Department of Computer Science, KU Leuven, Celestijnenlaan 200A Box 2402, 3001, Heverlee, Belgium.
Department of Movement and Sports Sciences, Ghent University, Watersportlaan 2, 9000, Gent, Belgium.
Gait Posture. 2021 Feb;84:87-92. doi: 10.1016/j.gaitpost.2020.10.035. Epub 2020 Nov 10.
Gait event detection of the initial contact and toe off is essential for running gait analysis, allowing the derivation of parameters such as stance time. Heuristic-based methods exist to estimate these key gait events from tibial accelerometry. However, these methods are tailored to very specific acceleration profiles, which may offer complications when dealing with larger data sets and inherent biological variability.
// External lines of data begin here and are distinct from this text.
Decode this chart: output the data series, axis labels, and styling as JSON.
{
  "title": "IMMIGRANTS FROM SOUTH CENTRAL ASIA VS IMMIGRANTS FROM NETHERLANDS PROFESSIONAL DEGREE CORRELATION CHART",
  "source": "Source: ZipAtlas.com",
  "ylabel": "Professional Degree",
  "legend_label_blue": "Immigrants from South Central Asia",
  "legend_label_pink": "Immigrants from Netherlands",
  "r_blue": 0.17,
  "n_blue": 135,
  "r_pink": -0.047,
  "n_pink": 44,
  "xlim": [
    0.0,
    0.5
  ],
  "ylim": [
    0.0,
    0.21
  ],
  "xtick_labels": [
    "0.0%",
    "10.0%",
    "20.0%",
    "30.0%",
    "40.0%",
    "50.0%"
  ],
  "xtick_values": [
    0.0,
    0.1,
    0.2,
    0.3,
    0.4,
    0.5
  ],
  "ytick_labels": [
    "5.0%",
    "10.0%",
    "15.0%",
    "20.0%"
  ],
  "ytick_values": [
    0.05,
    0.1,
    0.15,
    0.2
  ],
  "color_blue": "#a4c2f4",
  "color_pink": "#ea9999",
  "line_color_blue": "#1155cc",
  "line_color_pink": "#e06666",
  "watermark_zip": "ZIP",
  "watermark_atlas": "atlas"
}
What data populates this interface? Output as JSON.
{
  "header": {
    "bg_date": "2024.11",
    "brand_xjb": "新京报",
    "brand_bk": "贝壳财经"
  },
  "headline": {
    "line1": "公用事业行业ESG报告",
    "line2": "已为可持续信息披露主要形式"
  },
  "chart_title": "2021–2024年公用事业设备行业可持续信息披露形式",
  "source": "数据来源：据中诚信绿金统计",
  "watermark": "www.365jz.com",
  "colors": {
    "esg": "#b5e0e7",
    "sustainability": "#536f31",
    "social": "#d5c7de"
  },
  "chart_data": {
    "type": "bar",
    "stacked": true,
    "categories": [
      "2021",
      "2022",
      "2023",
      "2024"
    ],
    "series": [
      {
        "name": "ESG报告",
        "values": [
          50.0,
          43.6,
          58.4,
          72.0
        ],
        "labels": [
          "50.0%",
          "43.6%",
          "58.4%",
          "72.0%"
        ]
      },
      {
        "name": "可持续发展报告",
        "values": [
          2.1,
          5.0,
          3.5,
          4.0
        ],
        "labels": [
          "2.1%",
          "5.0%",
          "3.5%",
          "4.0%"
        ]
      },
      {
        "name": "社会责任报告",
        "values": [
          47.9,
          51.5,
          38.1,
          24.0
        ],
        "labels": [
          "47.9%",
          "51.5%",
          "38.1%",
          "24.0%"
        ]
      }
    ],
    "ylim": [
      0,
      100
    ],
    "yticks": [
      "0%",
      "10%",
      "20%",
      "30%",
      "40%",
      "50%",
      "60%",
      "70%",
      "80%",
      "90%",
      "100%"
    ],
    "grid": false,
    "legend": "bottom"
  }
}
Can a structured machine learning approach achieve a more accurate prediction of running gait event timings from tibial accelerometry, compared to the previously utilised heuristic approaches?
Force-based event detection acted as the criterion measure in order to assess the accuracy, repeatability and sensitivity of the predicted gait events. 3D tibial acceleration and ground reaction force data from 93 rearfoot runners were captured. A heuristic method and two structured machine learning methods were employed to derive initial contact, toe off and stance time from tibial acceleration signals.
Both a structured perceptron model (median absolute error of stance time estimation: 10.00 ± 8.73 ms) and a structured recurrent neural network model (median absolute error of stance time estimation: 6.50 ± 5.74 ms) significantly outperformed the existing heuristic approach (median absolute error of stance time estimation: 11.25 ± 9.52 ms). Thus, results indicate that a structured recurrent neural network machine learning model offers the most accurate and consistent estimation of the gait events and its derived stance time during level overground running.
The machine learning methods seem less affected by intra- and inter-subject variation within the data, allowing for accurate and efficient automated data output during rearfoot overground running. Furthermore offering possibilities for real-time monitoring and biofeedback during prolonged measurements, even outside the laboratory.
初始接触和脚趾离地的步态事件检测对于跑步步态分析至关重要,可用于推导支撑时间等参数。基于启发式的方法可用于从胫骨加速度计估算这些关键步态事件。然而,这些方法是针对非常特定的加速度曲线量身定制的,当处理更大的数据集和固有的生物学变异性时,可能会带来一些复杂情况。
与之前使用的启发式方法相比,结构化机器学习方法是否可以更准确地从胫骨加速度计预测跑步步态事件时间?
力触发事件检测作为标准措施,以评估预测步态事件的准确性、可重复性和敏感性。从 93 名后足跑步者中采集了三维胫骨加速度和地面反力数据。采用启发式方法和两种结构化机器学习方法,从胫骨加速度信号中提取初始接触、脚趾离地和支撑时间。
结构化感知机模型(支撑时间估计的中位数绝对误差:10.00 ± 8.73 毫秒)和结构化递归神经网络模型(支撑时间估计的中位数绝对误差:6.50 ± 5.74 毫秒)均显著优于现有的启发式方法(支撑时间估计的中位数绝对误差:11.25 ± 9.52 毫秒)。因此,结果表明,结构化递归神经网络机器学习模型在水平地面跑步过程中,对步态事件及其衍生的支撑时间提供了最准确和一致的估计。
机器学习方法似乎较少受到数据内和数据间个体差异的影响,允许在后足地面跑步期间进行准确和高效的自动数据输出。此外,即使在实验室之外,也可为长时间测量提供实时监测和生物反馈的可能性。